Пропев последнее слово, он пошатнулся и чуть не упал - вся смелость улетела от него в то мгновение, как кончилась песня.

- Хвост? Зачесался?.. У старого вонючего дракона? А?.. Вы слыхали?.. А… Ах! Ха-ха! - взревел рыцарь, задыхаясь от хохота, застонал и в восторге так треснул кулаком по столу, что расколол пополам его дубовую доску. - Мой друг! - рявкнул он и так ткнул пальцем в грудь Труверу, что едва не опрокинул его на спину. - Все слышали? Это мой друг! Хозяин! Кормить их самым лучшим, пока пояса у них не лопнут! Поить, пока из ушей не польется!.,

Аххха-ха-ха! Вот это баллада так баллада. Лучше в жизни не слыхал! О-ххо-хо!.. Так и вижу, как все три башки кидаются чесать единственный хвост и трескаются друг об друга дурацкими лбами! Хха!

По углам таверны на бочках сидело немало разных музыкантов и менестрелей. По приказу рыцаря их загнали сюда, и они в тоске ждали своей очереди пропеть и быть выброшенными на мостовую, а то и чего-нибудь похуже. Теперь, когда рыцарь, продолжая хохотать, стал всех угощать, они ужасно обрадовались - свирепому испытанию пришел конец - и все принялись весело закусывать и постукивать кружками по бочкам, чтоб хозяин наливал еще…

- Здорово, малыш! Садись-ка со мной, клопик! Не будь я знаменитый Шарль, если дам тебя кому-нибудь в обиду, коротышка! - Кто-то покровительственно хлопал Ртутти по плечу. Он обернулся и, к удивлению, увидел такого же карлика, как он сам, разве только на полпальца повыше ростом.
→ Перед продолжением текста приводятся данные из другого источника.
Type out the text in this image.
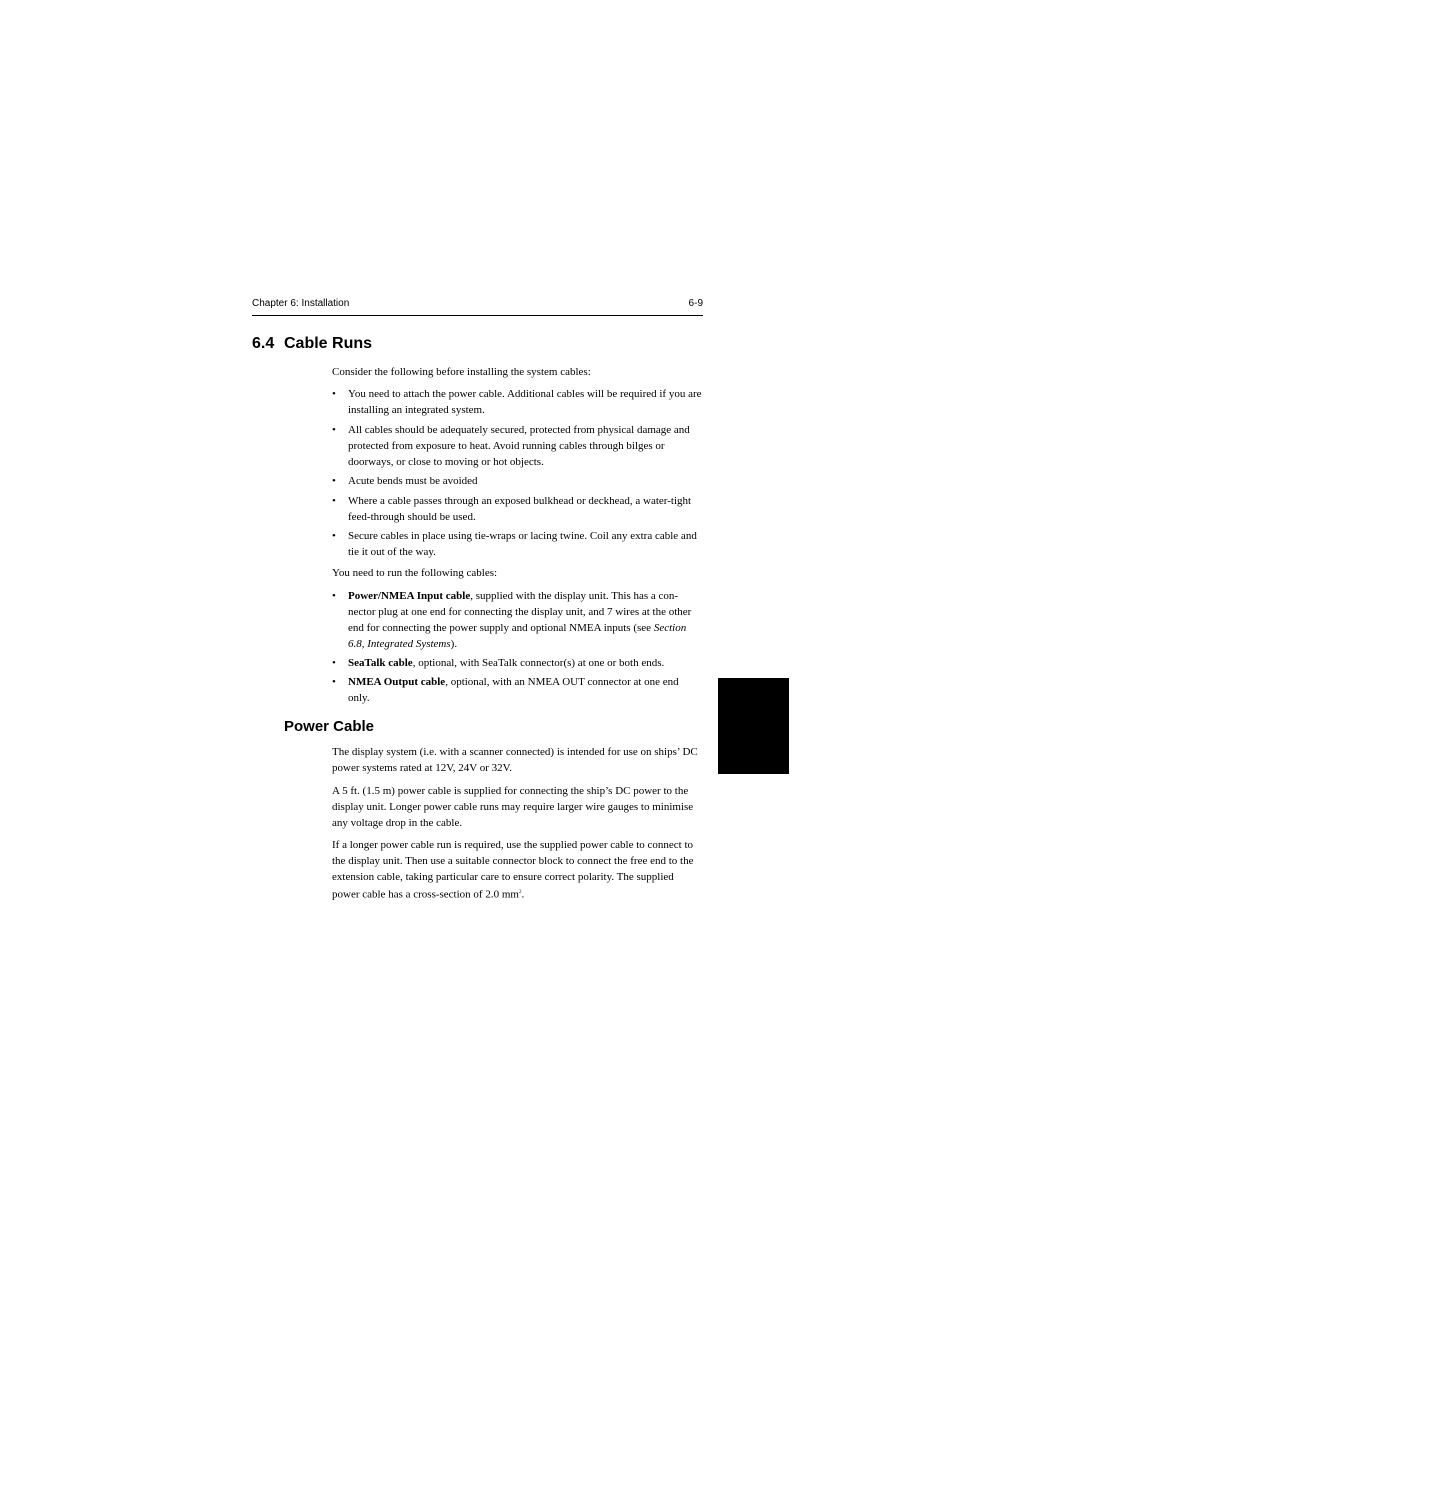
Chapter 6: Installation	6-9
6.4 Cable Runs

Consider the following before installing the system cables:

• You need to attach the power cable. Additional cables will be required if you are installing an integrated system.
• All cables should be adequately secured, protected from physical damage and protected from exposure to heat. Avoid running cables through bilges or doorways, or close to moving or hot objects.
• Acute bends must be avoided
• Where a cable passes through an exposed bulkhead or deckhead, a water-tight feed-through should be used.
• Secure cables in place using tie-wraps or lacing twine. Coil any extra cable and tie it out of the way.

You need to run the following cables:

• Power/NMEA Input cable, supplied with the display unit. This has a con-nector plug at one end for connecting the display unit, and 7 wires at the other end for connecting the power supply and optional NMEA inputs (see Section 6.8, Integrated Systems).
• SeaTalk cable, optional, with SeaTalk connector(s) at one or both ends.
• NMEA Output cable, optional, with an NMEA OUT connector at one end only.
Power Cable

The display system (i.e. with a scanner connected) is intended for use on ships’ DC power systems rated at 12V, 24V or 32V.

A 5 ft. (1.5 m) power cable is supplied for connecting the ship’s DC power to the display unit. Longer power cable runs may require larger wire gauges to minimise any voltage drop in the cable.

If a longer power cable run is required, use the supplied power cable to connect to the display unit. Then use a suitable connector block to connect the free end to the extension cable, taking particular care to ensure correct polarity. The supplied power cable has a cross-section of 2.0 $mm^2$.

Cable Runs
Они уселись рядом, и карлик Шарль стал подкладывать Ртутти жирные куски мяса на толстых ломтях хлеба и подставлять полные кружки пива. И Ртутти ел и пил, как великан, а Шарль хихикал и сиял от удовольствия. Дело в том, что он всегда считался самым маленьким человеком в городе и теперь просто весь раздулся от гордости и самодовольства, когда увидел Ртутти - тот ведь был на полпальца меньше его!
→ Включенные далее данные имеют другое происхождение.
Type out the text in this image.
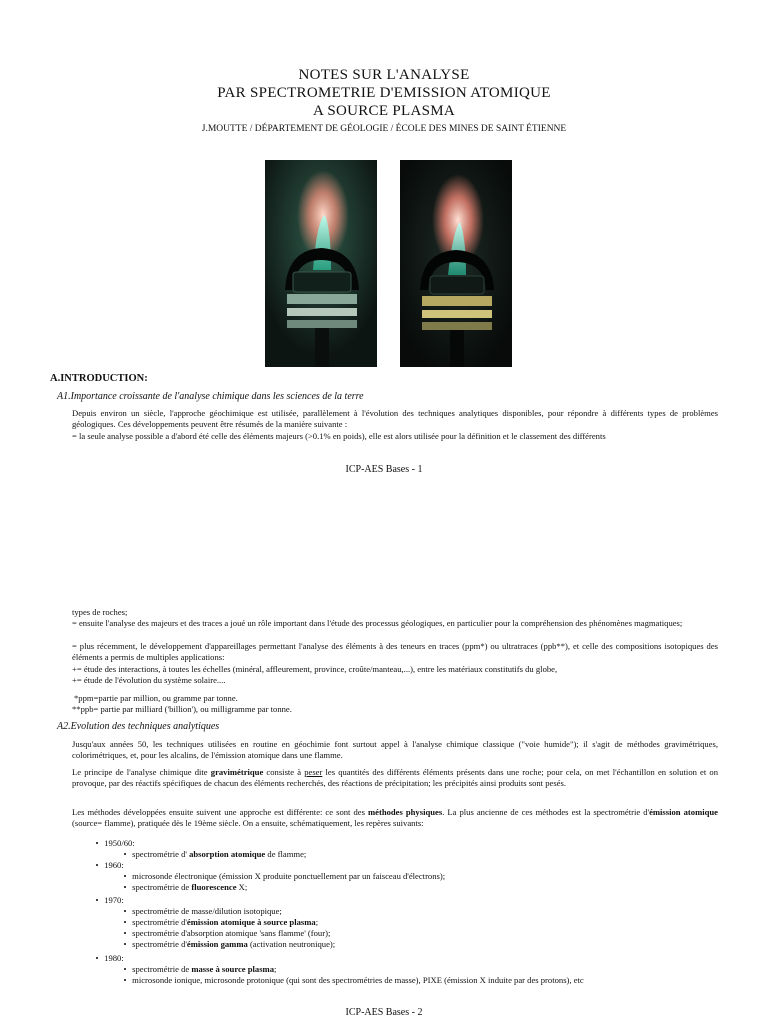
NOTES SUR L'ANALYSE
PAR SPECTROMETRIE D'EMISSION ATOMIQUE
A SOURCE PLASMA
J.MOUTTE / DÉPARTEMENT DE GÉOLOGIE / ÉCOLE DES MINES DE SAINT ÉTIENNE
A.INTRODUCTION:
A1.Importance croissante de l'analyse chimique dans les sciences de la terre
Depuis environ un siècle, l'approche géochimique est utilisée, parallèlement à l'évolution des techniques analytiques disponibles, pour répondre à différents types de problèmes géologiques. Ces développements peuvent être résumés de la manière suivante :
= la seule analyse possible a d'abord été celle des éléments majeurs (>0.1% en poids), elle est alors utilisée pour la définition et le classement des différents
ICP-AES Bases - 1
types de roches;
= ensuite l'analyse des majeurs et des traces a joué un rôle important dans l'étude des processus géologiques, en particulier pour la compréhension des phénomènes magmatiques;
= plus récemment, le développement d'appareillages permettant l'analyse des éléments à des teneurs en traces (ppm*) ou ultratraces (ppb**), et celle des compositions isotopiques des éléments a permis de multiples applications:
+= étude des interactions, à toutes les échelles (minéral, affleurement, province, croûte/manteau,...), entre les matériaux constitutifs du globe,
+= étude de l'évolution du système solaire....
*ppm=partie par million, ou gramme par tonne.
**ppb= partie par milliard ('billion'), ou milligramme par tonne.
A2.Evolution des techniques analytiques
Jusqu'aux années 50, les techniques utilisées en routine en géochimie font surtout appel à l'analyse chimique classique ("voie humide"); il s'agit de méthodes gravimétriques, colorimétriques, et, pour les alcalins, de l'émission atomique dans une flamme.
Le principe de l'analyse chimique dite gravimétrique consiste à peser les quantités des différents éléments présents dans une roche; pour cela, on met l'échantillon en solution et on provoque, par des réactifs spécifiques de chacun des éléments recherchés, des réactions de précipitation; les précipités ainsi produits sont pesés.
Les méthodes développées ensuite suivent une approche est différente: ce sont des méthodes physiques. La plus ancienne de ces méthodes est la spectrométrie d'émission atomique (source= flamme), pratiquée dès le 19ème siècle. On a ensuite, schématiquement, les repères suivants:
• 1950/60:
• spectrométrie d' absorption atomique de flamme;
• 1960:
• microsonde électronique (émission X produite ponctuellement par un faisceau d'électrons);
• spectrométrie de fluorescence X;
• 1970:
• spectrométrie de masse/dilution isotopique;
• spectrométrie d'émission atomique à source plasma;
• spectrométrie d'absorption atomique 'sans flamme' (four);
• spectrométrie d'émission gamma (activation neutronique);
• 1980:
• spectrométrie de masse à source plasma;
• microsonde ionique, microsonde protonique (qui sont des spectrométries de masse), PIXE (émission X induite par des protons), etc
ICP-AES Bases - 2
Сдуру ему это ужасно льстило, и он все время обещал Ртутти свое покровительство, защиту и помощь, ободрял и уговаривал не робеть и не бояться ничего на свете, пока он с ним рядом! С каждой новой кружкой пива Шарль воодушевлялся все больше, петушился и хвастался напропалую.

Он вскочил на бочку, чтоб показать, как красиво он одет. Атласные штаны с буфами - одна штанина желтая, другая красная! - их подарил ему сам Магистр, правитель города; остроносые башмачки с отворотами! - подарок самой герцогини в награду за то, что Шарля запекли в сладкую бабку с изюмом, из которой он должен был выскочить, когда его подадут гостям на стол. Пришлось здорово попотеть, зато уж изюму он наелся, сидя внутри!

- Но самая главная работка у меня - секретная!.. Не спрашивай какая, все равно не скажу! Не могу! - весь надувшись от гордости, шипел Шарль на ухо Ртутти.

Да, пожалуй, он и вправду не мог - язык у него стал заплетаться. Он сунул нос в большую кружку - посмотреть, сколько там осталось пива, но, видимо, никак не мог хорошенько рассмотреть, потому что так и заснул - до самого утра носом в кружке.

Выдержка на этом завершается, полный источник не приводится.